El descubrimiento, además, tiene trascendencia internacional, debido a que no existe constancia de este tipo de fosas en el mundo.


«Hay muchos sitios así en Europa y en Siberia, pero los autores hablan de trampas naturales, no excavadas. Por eso, esto es importante. Porque nos está hablando de la organización de los cazadores recolectores, primero, para ubicar los sitios; luego, para cavar las trampas, y después para destazar a los mamuts», explicó, durante un recorrido en el sitio ofrecido a la prensa, el arqueólogo Luis Córdoba, del INAH, quien está a cargo de la investigación.
Narró que los grupos de cazadores aprovechaban el bajo nivel de agua y el desecamiento del entonces Lago Xaltocan para excavar en el sedimento y concebir las trampas, de 1.70 metros por 25 metros de diámetro.
Se estima que las fosas fueron usadas durante cinco siglos, y datarían de unos 15 mil años atrás, aunque, según preciso el arqueólogo, «todavía no se ha realizado a los restos encontrados la prueba del Carbono-14».
Una vez atrapados los mamuts, contó, los cazadores destazaban a los animales y aprovechaban los huesos para hacer navajas que les permitieran quitar la grasa de la carne, mientras que con los restos hacían rituales de agradecimiento a la naturaleza.
Otros indicios de que los grupos de colectores cazaban a los mamuts fue el hallazgo de marcas de 15 centímetros en el cráneo del animal, lo que hace alusión al ataque realizado con una lanza.
«En las capas estratigráficas se notó que hay cortes de 90 grados que no son naturales, es decir que aquí se infiere que los cazadores recolectores del final del pleistoceno excavaron trampas específicamente para atrapar a los mamuts, y posteriormente destazarlos para aprovechar la carne, la piel, posiblemente, y algunos huesos», explicó Córdoba.
Las piezas óseas de estos animales, como mandíbulas, costillas, vértebras y cráneos, salieron a la luz cuando trabajadores municipales hacían excavaciones para hacer una celda para relleno de basura en San Antonio Xahuento.


En la zona ya se tiene experiencia de exploraciones arqueológicas relacionadas con estos animales, ya que en 2016 se encontró allí, dentro del proyecto Tultepec I, la osamenta casi completa de un ejemplar cuyo esqueleto se puede visitar en la Casa de Cultura del Municipio mexiquense.

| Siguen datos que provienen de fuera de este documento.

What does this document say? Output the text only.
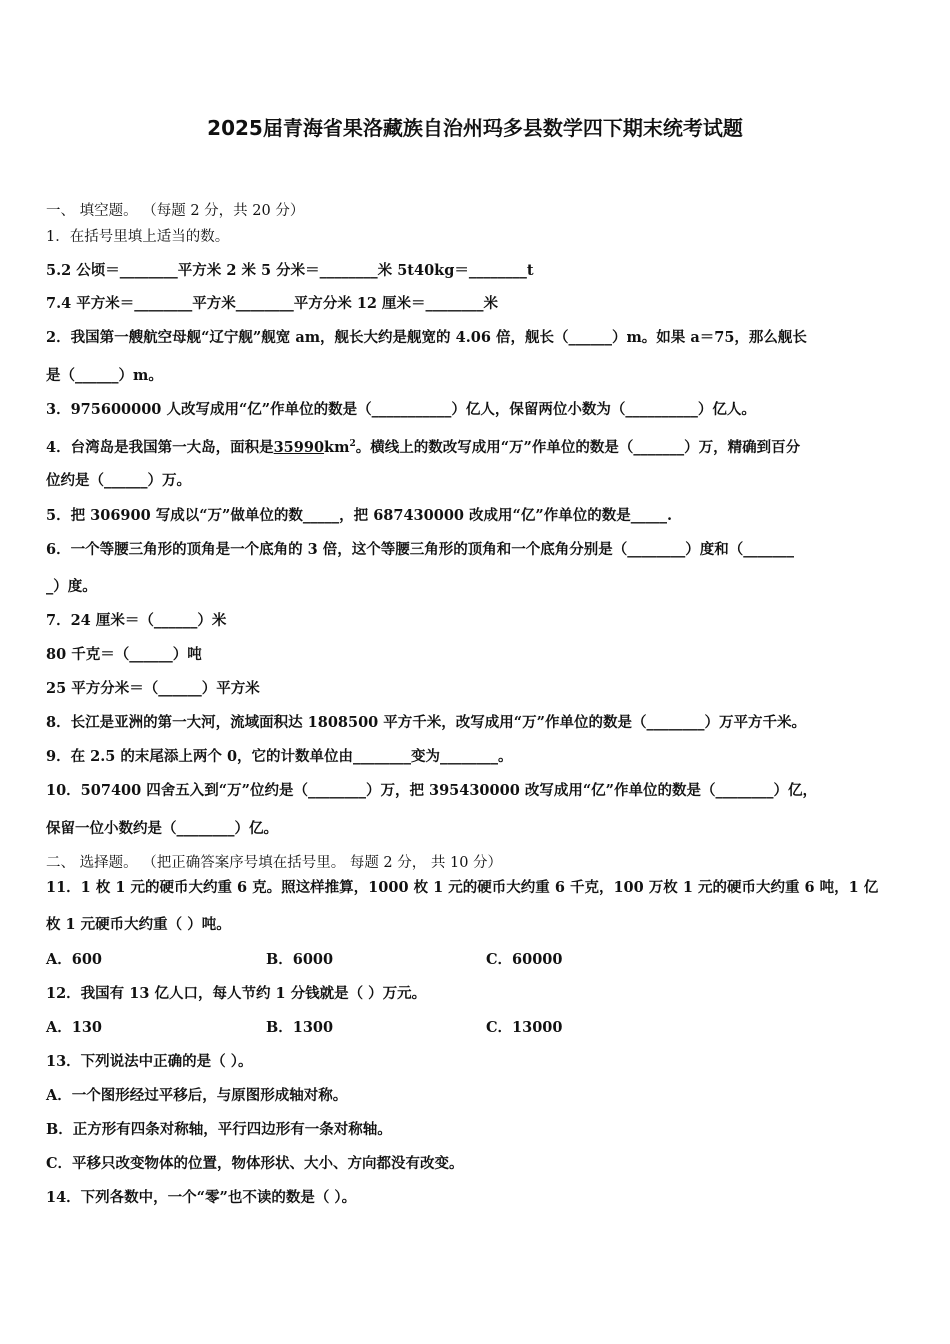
2025届青海省果洛藏族自治州玛多县数学四下期末统考试题
一、 填空题。 （每题 2 分，共 20 分）
1．在括号里填上适当的数。
5.2 公顷＝________平方米 2 米 5 分米＝________米 5t40kg＝________t
7.4 平方米＝________平方米________平方分米 12 厘米＝________米
2．我国第一艘航空母舰“辽宁舰”舰宽 am，舰长大约是舰宽的 4.06 倍，舰长（______）m。如果 a＝75，那么舰长
是（______）m。
3．975600000 人改写成用“亿”作单位的数是（___________）亿人，保留两位小数为（__________）亿人。
4．台湾岛是我国第一大岛，面积是$35990km^2$。横线上的数改写成用“万”作单位的数是（_______）万，精确到百分
位约是（______）万。
5．把 306900 写成以“万”做单位的数_____，把 687430000 改成用“亿”作单位的数是_____.
6．一个等腰三角形的顶角是一个底角的 3 倍，这个等腰三角形的顶角和一个底角分别是（________）度和（_______
_）度。
7．24 厘米＝（______）米
80 千克＝（______）吨
25 平方分米＝（______）平方米
8．长江是亚洲的第一大河，流域面积达 1808500 平方千米，改写成用“万”作单位的数是（________）万平方千米。
9．在 2.5 的末尾添上两个 0，它的计数单位由________变为________。
10．507400 四舍五入到“万”位约是（________）万，把 395430000 改写成用“亿”作单位的数是（________）亿，
保留一位小数约是（________）亿。
二、 选择题。 （把正确答案序号填在括号里。 每题 2 分， 共 10 分）
11．1 枚 1 元的硬币大约重 6 克。照这样推算，1000 枚 1 元的硬币大约重 6 千克，100 万枚 1 元的硬币大约重 6 吨，1 亿
枚 1 元硬币大约重（ ）吨。
A．600	B．6000	C．60000
12．我国有 13 亿人口，每人节约 1 分钱就是（ ）万元。
A．130	B．1300	C．13000
13．下列说法中正确的是（ ）。
A．一个图形经过平移后，与原图形成轴对称。
B．正方形有四条对称轴，平行四边形有一条对称轴。
C．平移只改变物体的位置，物体形状、大小、方向都没有改变。
14．下列各数中，一个“零”也不读的数是（ ）。
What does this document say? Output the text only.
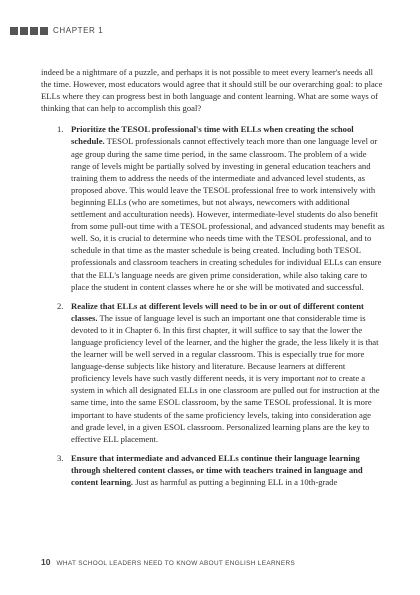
CHAPTER 1

indeed be a nightmare of a puzzle, and perhaps it is not possible to meet every learner's needs all the time. However, most educators would agree that it should still be our overarching goal: to place ELLs where they can progress best in both language and content learning. What are some ways of thinking that can help to accomplish this goal?

1. Prioritize the TESOL professional's time with ELLs when creating the school schedule. TESOL professionals cannot effectively teach more than one language level or age group during the same time period, in the same classroom. The problem of a wide range of levels might be partially solved by investing in general education teachers and training them to address the needs of the intermediate and advanced level students, as proposed above. This would leave the TESOL professional free to work intensively with beginning ELLs (who are sometimes, but not always, newcomers with additional settlement and acculturation needs). However, intermediate-level students do also benefit from some pull-out time with a TESOL professional, and advanced students may benefit as well. So, it is crucial to determine who needs time with the TESOL professional, and to schedule in that time as the master schedule is being created. Including both TESOL professionals and classroom teachers in creating schedules for individual ELLs can ensure that the ELL's language needs are given prime consideration, while also taking care to place the student in content classes where he or she will be motivated and successful.
2. Realize that ELLs at different levels will need to be in or out of different content classes. The issue of language level is such an important one that considerable time is devoted to it in Chapter 6. In this first chapter, it will suffice to say that the lower the language proficiency level of the learner, and the higher the grade, the less likely it is that the learner will be well served in a regular classroom. This is especially true for more language-dense subjects like history and literature. Because learners at different proficiency levels have such vastly different needs, it is very important not to create a system in which all designated ELLs in one classroom are pulled out for instruction at the same time, into the same ESOL classroom, by the same TESOL professional. It is more important to have students of the same proficiency levels, taking into consideration age and grade level, in a given ESOL classroom. Personalized learning plans are the key to effective ELL placement.
3. Ensure that intermediate and advanced ELLs continue their language learning through sheltered content classes, or time with teachers trained in language and content learning. Just as harmful as putting a beginning ELL in a 10th-grade
10 WHAT SCHOOL LEADERS NEED TO KNOW ABOUT ENGLISH LEARNERS
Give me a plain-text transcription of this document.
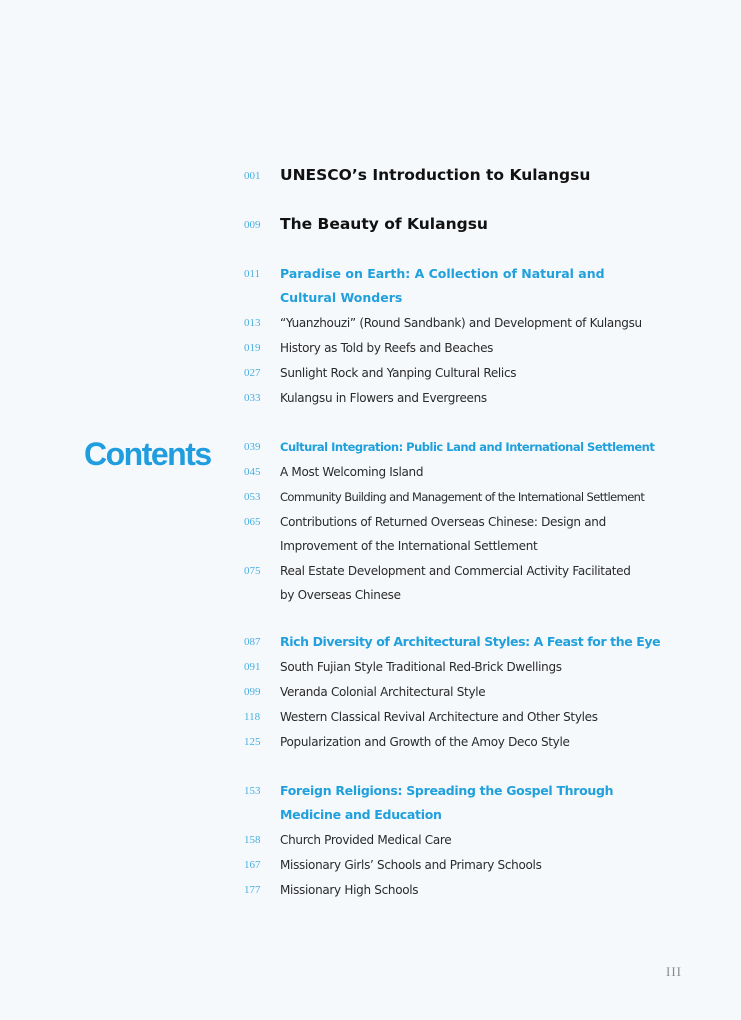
Contents
001	UNESCO’s Introduction to Kulangsu
009	The Beauty of Kulangsu
011	Paradise on Earth: A Collection of Natural and Cultural Wonders
013	“Yuanzhouzi” (Round Sandbank) and Development of Kulangsu
019	History as Told by Reefs and Beaches
027	Sunlight Rock and Yanping Cultural Relics
033	Kulangsu in Flowers and Evergreens
039	Cultural Integration: Public Land and International Settlement
045	A Most Welcoming Island
053	Community Building and Management of the International Settlement
065	Contributions of Returned Overseas Chinese: Design and Improvement of the International Settlement
075	Real Estate Development and Commercial Activity Facilitated by Overseas Chinese
087	Rich Diversity of Architectural Styles: A Feast for the Eye
091	South Fujian Style Traditional Red-Brick Dwellings
099	Veranda Colonial Architectural Style
118	Western Classical Revival Architecture and Other Styles
125	Popularization and Growth of the Amoy Deco Style
153	Foreign Religions: Spreading the Gospel Through Medicine and Education
158	Church Provided Medical Care
167	Missionary Girls’ Schools and Primary Schools
177	Missionary High Schools
III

El área del nuevo hallazgo fue rebautizada por los arqueólogos como Tultepec II, y su importancia es mayor.
Tal volumen de vestigios descubiertos, más de 800 huesos, supone ya la entrada de México a el catálogo de «megasitios» de mamuts, es decir, de territorios en los que se han encontrado restos de estos proboscídeos de forma masiva, una lista reservada hasta ahora para naciones europeas.
«Quizás los de Siberia (Rusia), algunos de Austria y la República Checa lo superan como ‘megasitio’, porque allí hay miles de huesos de mamuts, pero, por el hecho de que hay hasta ahora restos de catorce ejemplares y que todo indica que es una línea de trampas, debe haber muchos más enterrados en esta zona», reveló Córdoba.
Encima de los restos hallados también se encontró ceniza volcánica emanada del Volcán Popocatépetl, que fue expedida hace 14 mil 700 años aproximadamente.
Los trabajos de arqueología se iniciaron a principios de año, precisó el el Coordinador Nacional de Arqueología del INAH, Pedro Francisco Sánchez.